What might have been a serious matter passed away safely, though the runaway cattle were the cause of something happening a little later to Mrs. Martin.
The stampede had interrupted the peach sorting, but no damage had been done, and Mr. Watson said Freddie had been a “brave little scout,” to warn so quickly about the danger of the onrushing cattle.
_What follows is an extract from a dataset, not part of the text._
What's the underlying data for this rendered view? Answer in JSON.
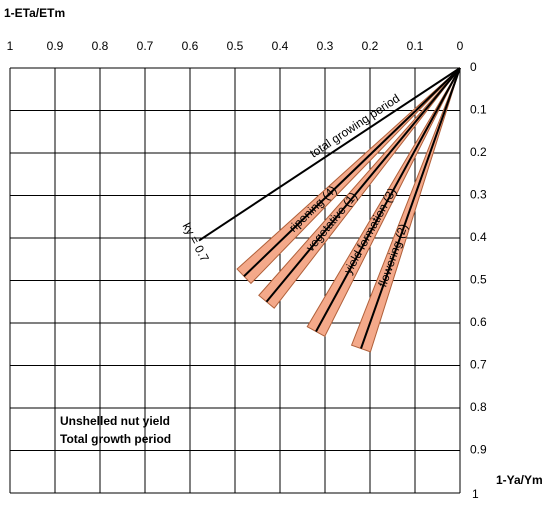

“If they’d once got into the barn here, among my fruit, they would have done a lot of damage,” the farmer said. “You are quite a cowboy, Freddie!”
“No, I’m going to be a fireman when I grow up,” was the answer. “Once I was going to be a cowboy, but my sister Flossie doesn’t like cows, so I’m going to be a fireman, and she can come and see me put out fires.”
“I didn’t know you kept bees, Mr. Watson,” said Nan, when quiet was once more restored in the barn.
“Oh, yes,” he said. “I bought some from a man who didn’t make much of a success producing honey for the market. I left the bees over where he had them—that’s the reason you’ve never seen the hives around here.”
“Will there be some honey soon?” asked Freddie.